The following is excerpted from the Regents Communication.

Rohani received his doctorate from Imperial College, University of London in 1995. Following a one-year postdoctoral fellowship at the University of Utah (1995-1996) and a five-year research fellowship at the University of Cambridge (1996-2001), Rohani began his academic career as an assistant professor at the University of Georgia in 2001. He was promoted through the ranks to professor in 2008 and joined the faculty at Michigan in 2009.

Rohani is a brilliant scientist who is in the very top echelons of an elite international group of scholars in theoretical ecology focusing specifically on the modeling of human infectious disease.

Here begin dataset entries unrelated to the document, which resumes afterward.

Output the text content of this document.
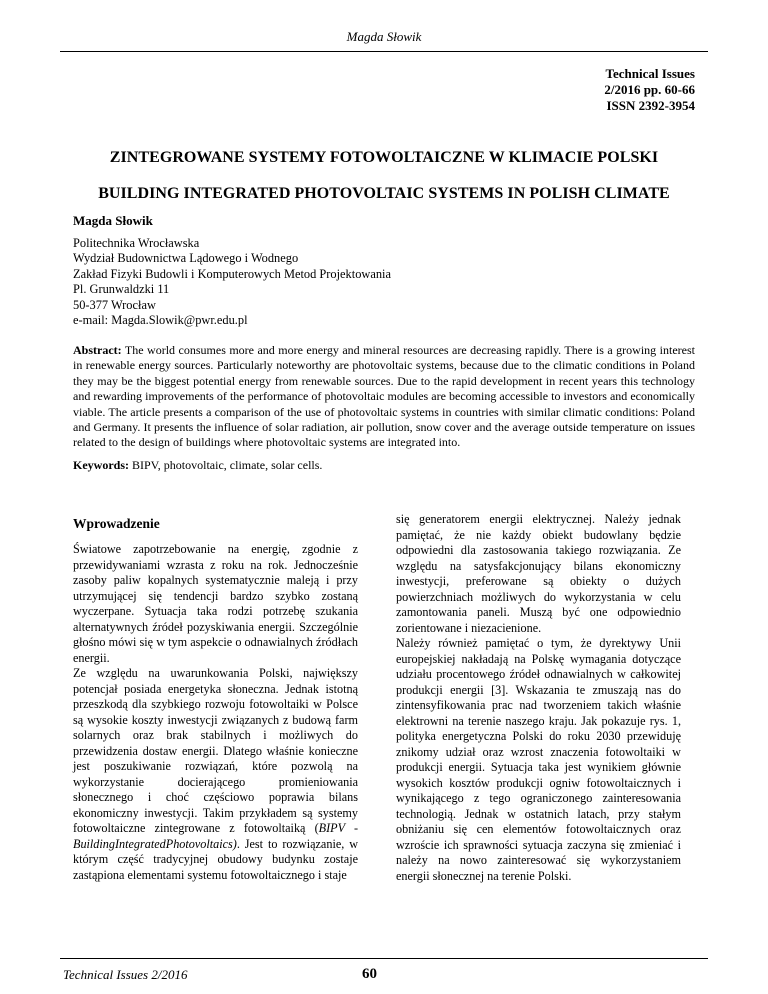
Magda Słowik
Technical Issues
2/2016 pp. 60-66
ISSN 2392-3954
ZINTEGROWANE SYSTEMY FOTOWOLTAICZNE W KLIMACIE POLSKI
BUILDING INTEGRATED PHOTOVOLTAIC SYSTEMS IN POLISH CLIMATE
Magda Słowik
Politechnika Wrocławska
Wydział Budownictwa Lądowego i Wodnego
Zakład Fizyki Budowli i Komputerowych Metod Projektowania
Pl. Grunwaldzki 11
50-377 Wrocław
e-mail: Magda.Slowik@pwr.edu.pl
Abstract: The world consumes more and more energy and mineral resources are decreasing rapidly. There is a growing interest in renewable energy sources. Particularly noteworthy are photovoltaic systems, because due to the climatic conditions in Poland they may be the biggest potential energy from renewable sources. Due to the rapid development in recent years this technology and rewarding improvements of the performance of photovoltaic modules are becoming accessible to investors and economically viable. The article presents a comparison of the use of photovoltaic systems in countries with similar climatic conditions: Poland and Germany. It presents the influence of solar radiation, air pollution, snow cover and the average outside temperature on issues related to the design of buildings where photovoltaic systems are integrated into.
Keywords: BIPV, photovoltaic, climate, solar cells.
Wprowadzenie

Światowe zapotrzebowanie na energię, zgodnie z przewidywaniami wzrasta z roku na rok. Jednocześnie zasoby paliw kopalnych systematycznie maleją i przy utrzymującej się tendencji bardzo szybko zostaną wyczerpane. Sytuacja taka rodzi potrzebę szukania alternatywnych źródeł pozyskiwania energii. Szczególnie głośno mówi się w tym aspekcie o odnawialnych źródłach energii.

Ze względu na uwarunkowania Polski, największy potencjał posiada energetyka słoneczna. Jednak istotną przeszkodą dla szybkiego rozwoju fotowoltaiki w Polsce są wysokie koszty inwestycji związanych z budową farm solarnych oraz brak stabilnych i możliwych do przewidzenia dostaw energii. Dlatego właśnie konieczne jest poszukiwanie rozwiązań, które pozwolą na wykorzystanie docierającego promieniowania słonecznego i choć częściowo poprawia bilans ekonomiczny inwestycji. Takim przykładem są systemy fotowoltaiczne zintegrowane z fotowoltaiką (BIPV - BuildingIntegratedPhotovoltaics). Jest to rozwiązanie, w którym część tradycyjnej obudowy budynku zostaje zastąpiona elementami systemu fotowoltaicznego i staje

się generatorem energii elektrycznej. Należy jednak pamiętać, że nie każdy obiekt budowlany będzie odpowiedni dla zastosowania takiego rozwiązania. Ze względu na satysfakcjonujący bilans ekonomiczny inwestycji, preferowane są obiekty o dużych powierzchniach możliwych do wykorzystania w celu zamontowania paneli. Muszą być one odpowiednio zorientowane i niezacienione.

Należy również pamiętać o tym, że dyrektywy Unii europejskiej nakładają na Polskę wymagania dotyczące udziału procentowego źródeł odnawialnych w całkowitej produkcji energii [3]. Wskazania te zmuszają nas do zintensyfikowania prac nad tworzeniem takich właśnie elektrowni na terenie naszego kraju. Jak pokazuje rys. 1, polityka energetyczna Polski do roku 2030 przewiduję znikomy udział oraz wzrost znaczenia fotowoltaiki w produkcji energii. Sytuacja taka jest wynikiem głównie wysokich kosztów produkcji ogniw fotowoltaicznych i wynikającego z tego ograniczonego zainteresowania technologią. Jednak w ostatnich latach, przy stałym obniżaniu się cen elementów fotowoltaicznych oraz wzroście ich sprawności sytuacja zaczyna się zmieniać i należy na nowo zainteresować się wykorzystaniem energii słonecznej na terenie Polski.

Technical Issues 2/2016	60
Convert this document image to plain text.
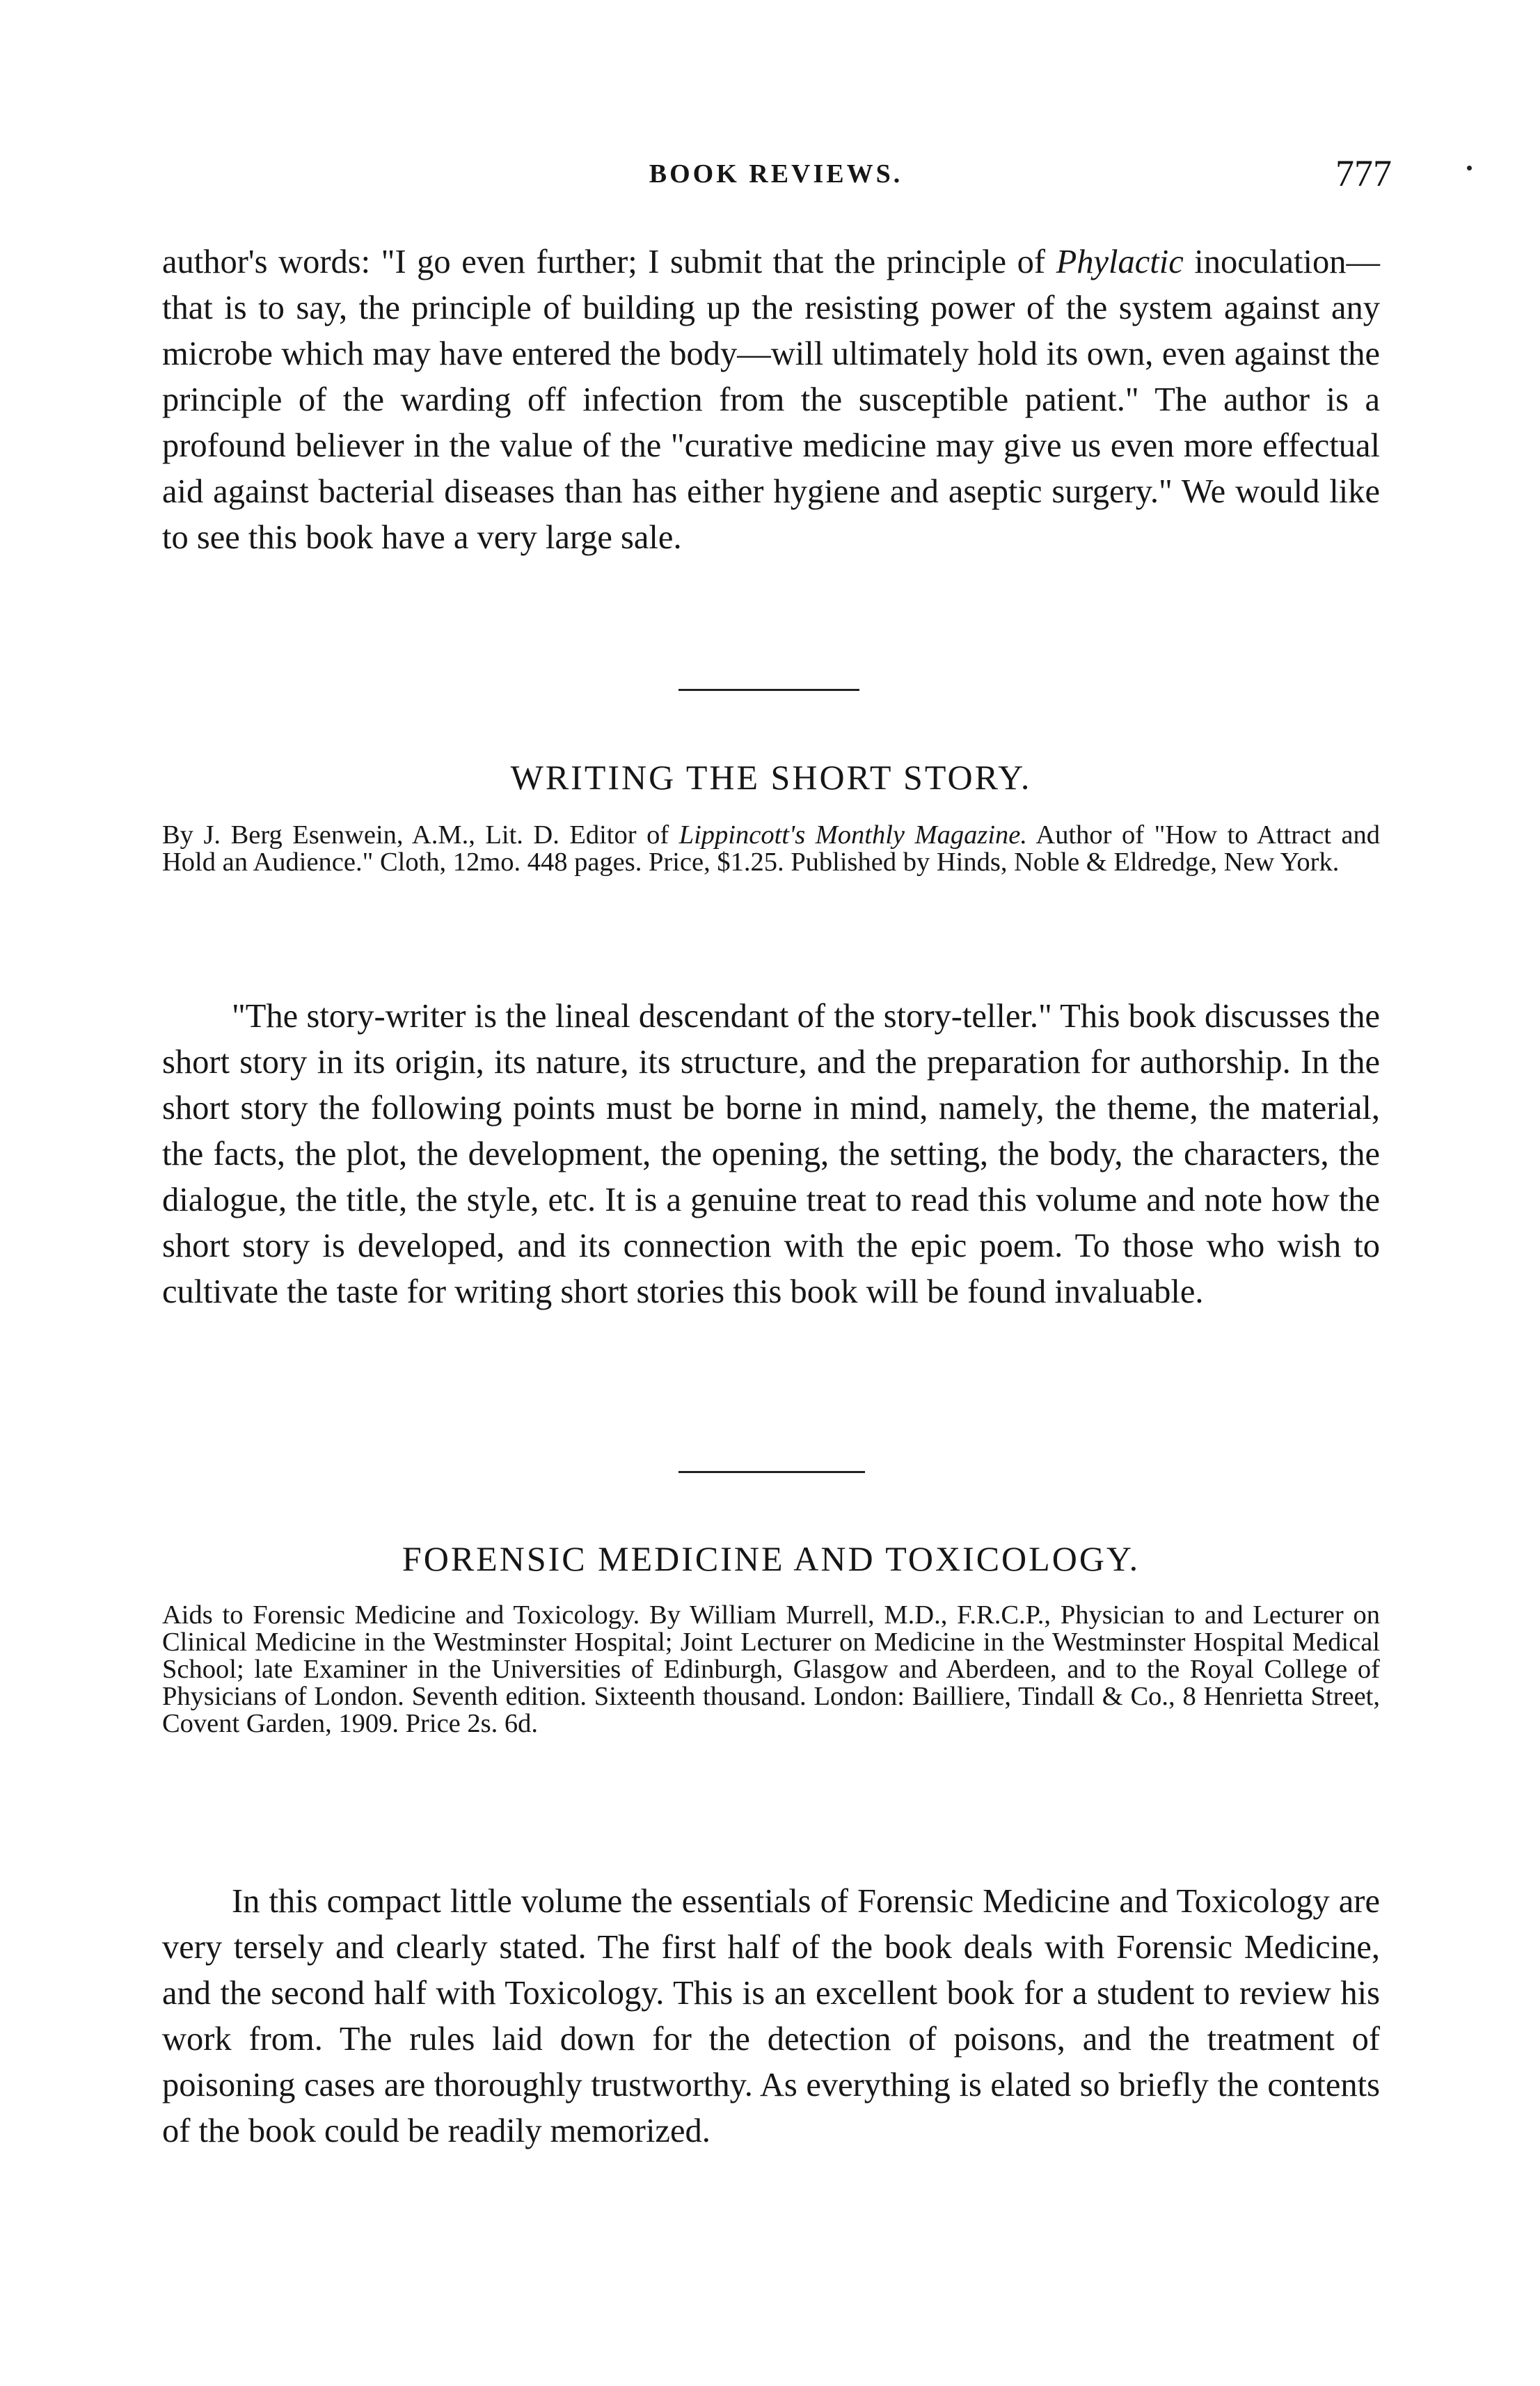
BOOK REVIEWS.	777

author's words: "I go even further; I submit that the principle of Phylactic inoculation—that is to say, the principle of building up the resisting power of the system against any microbe which may have entered the body—will ultimately hold its own, even against the principle of the warding off infection from the susceptible patient." The author is a profound believer in the value of the "curative medicine may give us even more effectual aid against bacterial diseases than has either hygiene and aseptic surgery." We would like to see this book have a very large sale.

WRITING THE SHORT STORY.
By J. Berg Esenwein, A.M., Lit. D. Editor of Lippincott's Monthly Magazine. Author of "How to Attract and Hold an Audience." Cloth, 12mo. 448 pages. Price, $1.25. Published by Hinds, Noble & Eldredge, New York.

"The story-writer is the lineal descendant of the story-teller." This book discusses the short story in its origin, its nature, its structure, and the preparation for authorship. In the short story the following points must be borne in mind, namely, the theme, the material, the facts, the plot, the development, the opening, the setting, the body, the characters, the dialogue, the title, the style, etc. It is a genuine treat to read this volume and note how the short story is developed, and its connection with the epic poem. To those who wish to cultivate the taste for writing short stories this book will be found invaluable.

FORENSIC MEDICINE AND TOXICOLOGY.
Aids to Forensic Medicine and Toxicology. By William Murrell, M.D., F.R.C.P., Physician to and Lecturer on Clinical Medicine in the Westminster Hospital; Joint Lecturer on Medicine in the Westminster Hospital Medical School; late Examiner in the Universities of Edinburgh, Glasgow and Aberdeen, and to the Royal College of Physicians of London. Seventh edition. Sixteenth thousand. London: Bailliere, Tindall & Co., 8 Henrietta Street, Covent Garden, 1909. Price 2s. 6d.

In this compact little volume the essentials of Forensic Medicine and Toxicology are very tersely and clearly stated. The first half of the book deals with Forensic Medicine, and the second half with Toxicology. This is an excellent book for a student to review his work from. The rules laid down for the detection of poisons, and the treatment of poisoning cases are thoroughly trustworthy. As everything is elated so briefly the contents of the book could be readily memorized.
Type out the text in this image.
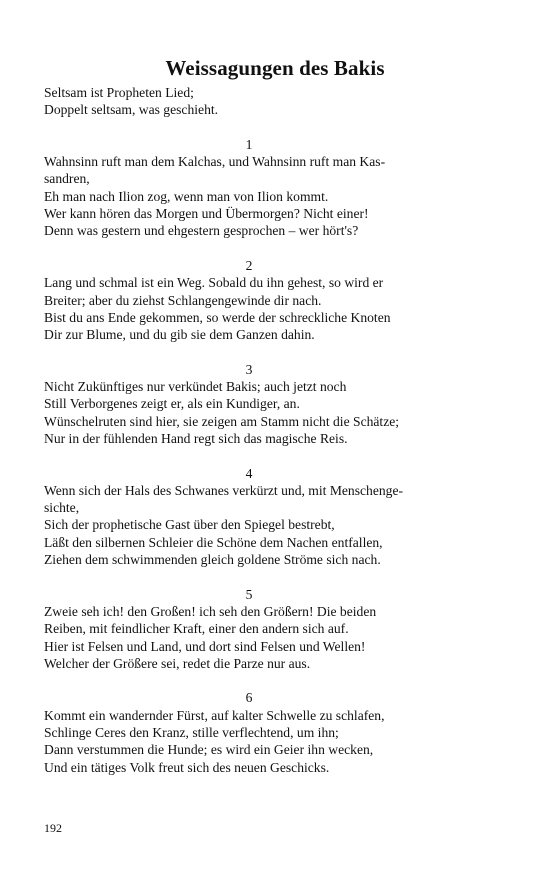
Weissagungen des Bakis
Seltsam ist Propheten Lied;
Doppelt seltsam, was geschieht.
1
Wahnsinn ruft man dem Kalchas, und Wahnsinn ruft man Kas-
sandren,
Eh man nach Ilion zog, wenn man von Ilion kommt.
Wer kann hören das Morgen und Übermorgen? Nicht einer!
Denn was gestern und ehgestern gesprochen – wer hört's?
2
Lang und schmal ist ein Weg. Sobald du ihn gehest, so wird er
Breiter; aber du ziehst Schlangengewinde dir nach.
Bist du ans Ende gekommen, so werde der schreckliche Knoten
Dir zur Blume, und du gib sie dem Ganzen dahin.
3
Nicht Zukünftiges nur verkündet Bakis; auch jetzt noch
Still Verborgenes zeigt er, als ein Kundiger, an.
Wünschelruten sind hier, sie zeigen am Stamm nicht die Schätze;
Nur in der fühlenden Hand regt sich das magische Reis.
4
Wenn sich der Hals des Schwanes verkürzt und, mit Menschenge-
sichte,
Sich der prophetische Gast über den Spiegel bestrebt,
Läßt den silbernen Schleier die Schöne dem Nachen entfallen,
Ziehen dem schwimmenden gleich goldene Ströme sich nach.
5
Zweie seh ich! den Großen! ich seh den Größern! Die beiden
Reiben, mit feindlicher Kraft, einer den andern sich auf.
Hier ist Felsen und Land, und dort sind Felsen und Wellen!
Welcher der Größere sei, redet die Parze nur aus.
6
Kommt ein wandernder Fürst, auf kalter Schwelle zu schlafen,
Schlinge Ceres den Kranz, stille verflechtend, um ihn;
Dann verstummen die Hunde; es wird ein Geier ihn wecken,
Und ein tätiges Volk freut sich des neuen Geschicks.
192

He is an extremely clever theoretician who is firmly committed to confronting models with data and using sophisticated mathematical and computational approaches to elucidate ecological patterns in nature. Rohani is an internationally recognized scholar of human disease ecology with important contributions to our understanding of measles and pertussis. He has also made important advances in more theoretical aspects of ecology, including the generation of complex spatial patterns and the consequences of host-parasitoid-pathogen assemblages. He is clearly one of the leaders in the field and his publications continue to appear in very high profile venues. His work, in addition to being widely cited, also attracts a great deal of grant support. In 2012, he and his collaborator were awarded a $1.7M grant from the National Institutes of Health (NIH) to further study the dynamics of pertussis transmission. During his tenure at Michigan he has received over $3.5M of grant support from the NIH and the National Science Foundation (NSF).

Rohani teaches both undergraduate and graduate courses that are cross-listed in the Department of Ecology and Evolutionary Biology and the Center for the Study of Complex Systems. The Complex Systems minor was created to attract technically advanced undergraduate students who are pointed toward graduate programs and research careers. His textbook on infectious diseases (coauthored with M. J. Keeling, Princeton University Press, 2008) is a standard text for many courses around the country in both epidemiology and disease ecology.

In addition to regular committee work in the Department of Ecology and Evolutionary Biology and the Center for the Study of Complex Systems, Professor Rohani has served on the 13-member commission that reported on “The Childhood Immunization Schedule and Safety: Stakeholder Concerns, Scientific Evidence, and Future Studies” that was sponsored by the U. S. Department of Health and Human Services in 2012. He currently serves on the editorial board of The American Naturalist, Proceedings of the Royal Society of London – B, and has served as academic editor for PLoS Biology, PLoS Medicine, PLoS Computational Biology, and the Proceedings of the National Academy of Sciences.

Dr. Kendrick, who the professorship honors, was a resident lecturer at U-M from 1951 until her retirement in 1960. Her most important work was done at the Michigan Department of Health where she carried out extensive studies on the diagnosis and prevention of whooping cough, a serious disease that claimed approximately 6,000 lives each year in the United States. The majority of these deaths were young children. Kendrick and her colleagues began a field study to demonstrate the effectiveness of the pertussis vaccine and helped establish the field trial as an important method for measuring immunization. The Department of Health started general distribution of the vaccine in 1940.